The Government has now declared that laws will soon be introduced to control Social Media. The situation that developed in the Kandy District and the threat of it spreading to other areas too, due to alleged wrong and false reportage and comment in social media networks, certainly points to the need or a good regulatory practice in this regard.

The government also had to face attacks from the Joint Opposition and other political opponents that its control of social media was due to its own weakness, following the recent defeat in the local government polls. Some comments by the government’s own ministers, too, gave an impression that the government had fears of the political impact of social media.
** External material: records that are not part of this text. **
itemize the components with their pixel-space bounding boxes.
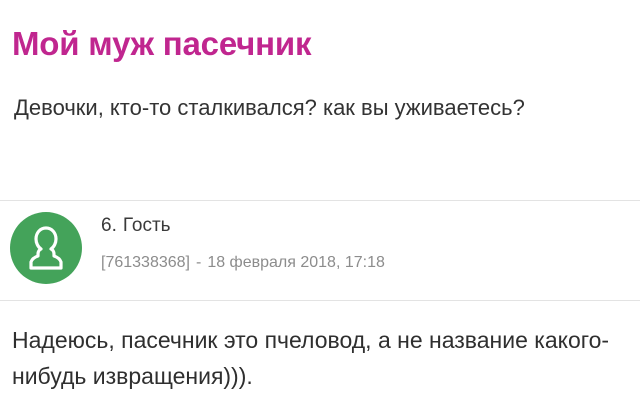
divider <box>0 300 640 301</box>
comment-number: 6. <box>101 215 117 236</box>
comment-meta: [761338368] -18 февраля 2018, 17:18 <box>101 252 385 274</box>
forum-page: Мой муж пасечник Девочки, кто-то сталкив… <box>0 0 640 406</box>
comment-text: Надеюсь, пасечник это пчеловод, а не наз… <box>12 327 610 389</box>
post-title: Мой муж пасечник <box>12 25 312 62</box>
post-body: Девочки, кто-то сталкивался? как вы ужив… <box>14 95 525 120</box>
comment-date: 18 февраля 2018, 17:18 <box>207 254 385 271</box>
comment-header: 6. Гость [761338368] -18 февраля 2018, 17:… <box>10 208 610 288</box>
divider <box>0 200 640 201</box>
user-silhouette-icon <box>29 226 63 270</box>
avatar[interactable] <box>10 212 82 284</box>
meta-separator: - <box>195 254 202 271</box>
author-name[interactable]: Гость <box>123 215 171 236</box>
comment-id[interactable]: [761338368] <box>101 254 190 271</box>
comment-author: 6. Гость <box>101 214 171 238</box>
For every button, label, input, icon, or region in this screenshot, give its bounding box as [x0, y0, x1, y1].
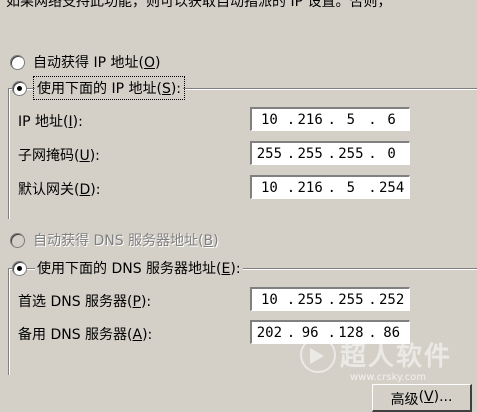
dns-manual-radio[interactable]: 使用下面的 DNS 服务器地址(E): — [12, 258, 243, 278]
radio-button-checked-icon[interactable] — [12, 80, 27, 96]
dns-auto-radio[interactable]: 自动获得 DNS 服务器地址(B) — [10, 230, 219, 250]
watermark: 超人软件 — [300, 336, 452, 373]
ip-auto-hotkey: O — [143, 55, 155, 71]
watermark-url: www.crsky.com — [350, 372, 427, 383]
ip-auto-label: 自动获得 IP 地址 — [33, 55, 139, 71]
preferred-dns-label: 首选 DNS 服务器(P): — [18, 294, 152, 310]
radio-button-icon[interactable] — [10, 54, 25, 70]
ip-address-label: IP 地址(I): — [18, 114, 83, 130]
cutoff-description-text: 如果网络支持此功能，则可以获取自动指派的 IP 设置。否则， — [6, 0, 392, 10]
dns-auto-label: 自动获得 DNS 服务器地址 — [33, 233, 199, 249]
watermark-logo-icon — [300, 336, 336, 373]
subnet-mask-label: 子网掩码(U): — [18, 148, 100, 164]
radio-button-disabled-icon[interactable] — [10, 232, 25, 248]
radio-button-checked-icon[interactable] — [12, 260, 27, 276]
dns-manual-hotkey: E — [221, 261, 231, 277]
alternate-dns-label: 备用 DNS 服务器(A): — [18, 327, 153, 343]
ip-manual-radio[interactable]: 使用下面的 IP 地址(S): — [12, 76, 186, 100]
advanced-button[interactable]: 高级(V)... — [372, 384, 472, 412]
ip-manual-label: 使用下面的 IP 地址 — [37, 81, 157, 97]
dns-auto-hotkey: B — [203, 233, 214, 249]
watermark-text: 超人软件 — [340, 342, 453, 372]
dns-manual-label: 使用下面的 DNS 服务器地址 — [37, 261, 217, 277]
preferred-dns-input[interactable]: 10. 255. 255. 252 — [250, 287, 410, 311]
subnet-mask-input[interactable]: 255. 255. 255. 0 — [250, 141, 410, 165]
ip-auto-radio[interactable]: 自动获得 IP 地址(O) — [10, 52, 160, 72]
ip-address-input[interactable]: 10. 216. 5. 6 — [250, 107, 410, 131]
ip-manual-hotkey: S — [161, 81, 171, 97]
default-gateway-label: 默认网关(D): — [18, 182, 101, 198]
default-gateway-input[interactable]: 10. 216. 5. 254 — [250, 175, 410, 199]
All of this makes the new proposal to impose curbs on social media a matter of considerable interest, with regard to the safeguarding of media freedom, the right to free expression, and the hopes of widening the freedom of expression that the country has seen in the past three years. Measures to genuinely ensure reportage of the truth and fair comment on social media will be most welcome, as well as genuine moves to prevent hate speech on all media, with necessary democratic judicial controls.

Past fears and modern trends

A country that has seen the activity of the Free Media Movement at times when the media was under serious threat, and one with a past (not too far, too) where the killing of and attacks on journalists, and white van dispatches had been the order of the day, it is not surprising that any calls for control of social media could raise many fears and opposition. It is necessary for the government to engage in a wide discussion with the public, media organisations, the journalists on the Internet in this day of blogging, and social media network users and contributors, before such rules and regulations are introduced. The examples of such regulations in the UK and Germany, and any other democracies, as well as the rules in developing countries such as Kenya, require careful study; to ensure that any necessary curbs of social media, in given situations, do not threaten the core principle of freedom of expression in a democracy.

Persons such as the US Ambassador in Colombo who has been very vocal in calling for removal of the ban on social media networks, should not forget or ignore the problem that social media has allegedly caused in the US, seen in allegations of Russian interference in the last Presidential election which brought Donald Trump to the White House in 2016. Congressional inquiries have shown that Facebook, Google, and other organisations had to deal with several millions of what is seen as ‘fake news’ or communications with special or misleading interest, that were planted on those sites. Facebook, Google, and other institutions have announced their intent to prevent such misuse of their networks. True the US did not impose any ban on social media networks, but it did not have to face a situation of violence, and only election propaganda, which may have benefited the current president (whose attitude to the Third World is highly questionable), and helped defeat the candidate who received the wider majority votes, and was no friend of Sri Lanka. The situation in Sri Lanka is certainly different. We can learn from the US records on Freedom of Expression and the First Amendment to its Constitution. But we also need to look at our own problems, from the point of view of a society that has different thinking on gun ownership and control. Democracies can and will differ, and it is best to encourage such differences, without unreal punditry.